Peter
Schaefer's "Jesus in the Talmud" is a perfectly serious, scholarly study
about whether Jesus is mentioned in the Talmud, and if so, in what contexts.
The author is a professor of Judaic studies at Princeton.
Unfortunately, the book is misused by anti-Semites, which explains the rather tense customer reviews on Amazon. Note also that Amazon has paired the book with some overtly anti-Semitic works, perhaps because customers who buy this book, also buy such literature.
In and of itself, the fact that competing religions insult each other is trivial. Of course the Talmud insults Jesus and the Christians. Just as Christian sources insult Jews! What makes the issue less than trivial to many people is the long history of Christian, anti-Semitic persecution. One common argument in anti-Semitic discourse is to accuse the Jews of being "Christ killers" or even "deicides". The Talmud seems to admit that the Jews did indeed kill Jesus, which explains why anti-Semites love to quote it. Naturally, it also explains why modern Jews often claim that the Talmudic references to Jesus are really about somebody else (the references are very cryptic and bear little overt resemblance to the New Testament). While this reaction may be understandable, it's factually wrong: the Talmud *does* contain negative references to Jesus. To more sober people like myself, this simply indicates that Jews in antiquity didn't like Christians, hardly big news.
"Jesus in the Talmud" points out that the Talmudic references to Jesus aren't intended as pieces of information on the historical character Jesus of Nazareth. The observation that the Talmud lacks value as a historical source on the "real" Jesus is therefore beside the point. Yet, most scholars who studied the issue took this approach to the material. Schaefer's angle is different: he sees the Talmudic statements as a veiled polemic against Christianity as it looked like during the period when the Talmudic tractates were written down, neither more nor less. It seems other scholars have been too mesmerized by the constant search for the "historical Jesus" to appreciate this rather obvious point.
The Talmud claims that Jesus was the bastard son of Miriam and a certain Panthera.

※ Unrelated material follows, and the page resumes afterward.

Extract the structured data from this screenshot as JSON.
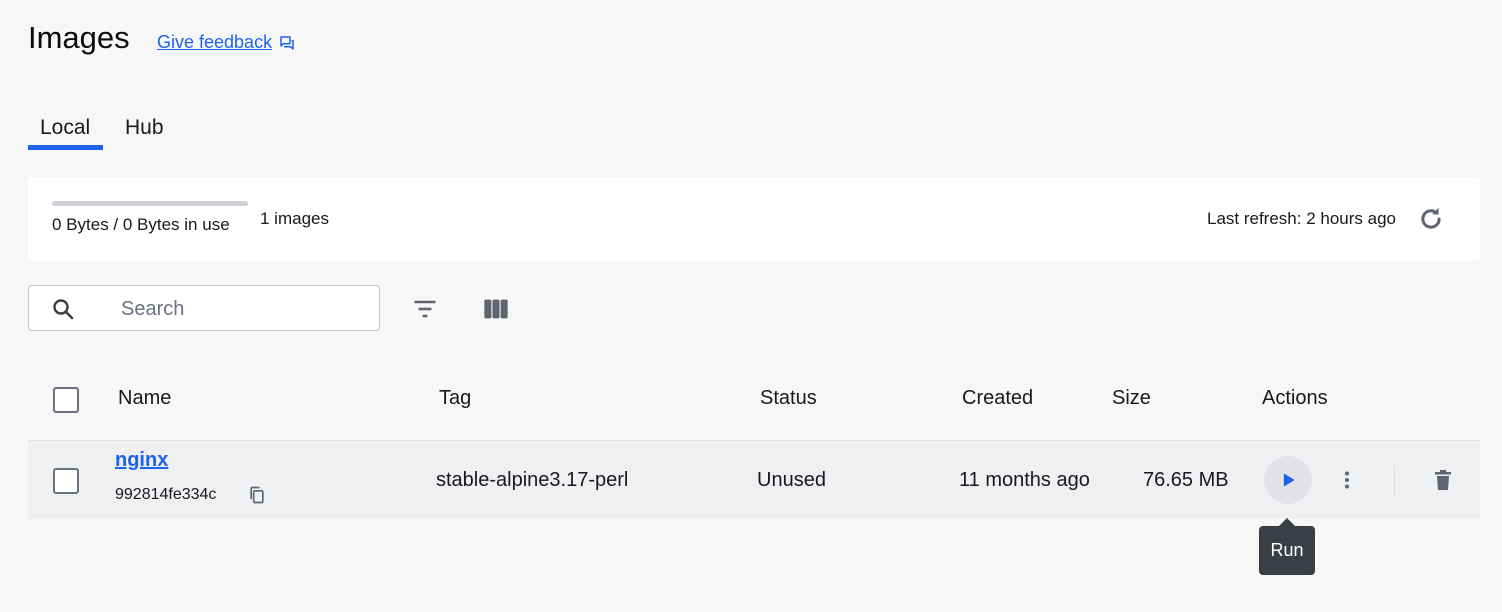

That this is a reference to Jesus of Nazareth is obvious, since we know from an earlier, non-rabbinical source (Celsus as quoted by Origen) that such a tradition did indeed exist among Jews already during the second century. The name Panthera is a deliberate distortion of parthenos (virgin), hence mocking the virgin birth. Schaefer belives that the distortion is based in a magical practice of reversing the letters in a name to exorcise its bearer. In other parts of the Talmud, Jesus is accused of sexual immorality. During the second century, Christians were indeed accused of sexual orgies, as reported by Justin and Tertullian. In the Gospel narratives, Jesus socializes with sinners and prostitutes, and Mary Magdalene was often identified as a former prostitute. This could be used to claim that Jesus himself must have been a sinner. The Talmud further claims that Jesus had five disciples, but Schaefer points out that the conversation between these fictitious disciples and the Jews is really a polemic against Jesus himself. For instance, one of the disciples claim to be "The Branch", and another implies that he is Israel, the Son of God.
To a modern reader, the most obvious Jewish response to the Christian charge of having killed Jesus should be blatant denial. But that is anachronistic. The Babylonian Talmud was edited in the Persian Empire, where the Jews were out of Roman reach. There, the Jews could boldly proclaimed that they *did* kill Jesus, according to the Talmud by stoning (posthumously, Jesus was hanged on a pole). Schaefer points out that this doesn't convey any historical information either. The Persian Jews weren't really commenting on an actual historical event centuries earlier in Palestine. Rather, their point was that Christians were heretics, and it's not wrong to execute such people. The Jewish message to the Christians was: if this Jesus was indeed killed by the Jews, they did the right thing, since heretics deserve death.
I recommend this book to all serious students of Jewish-Christian relations.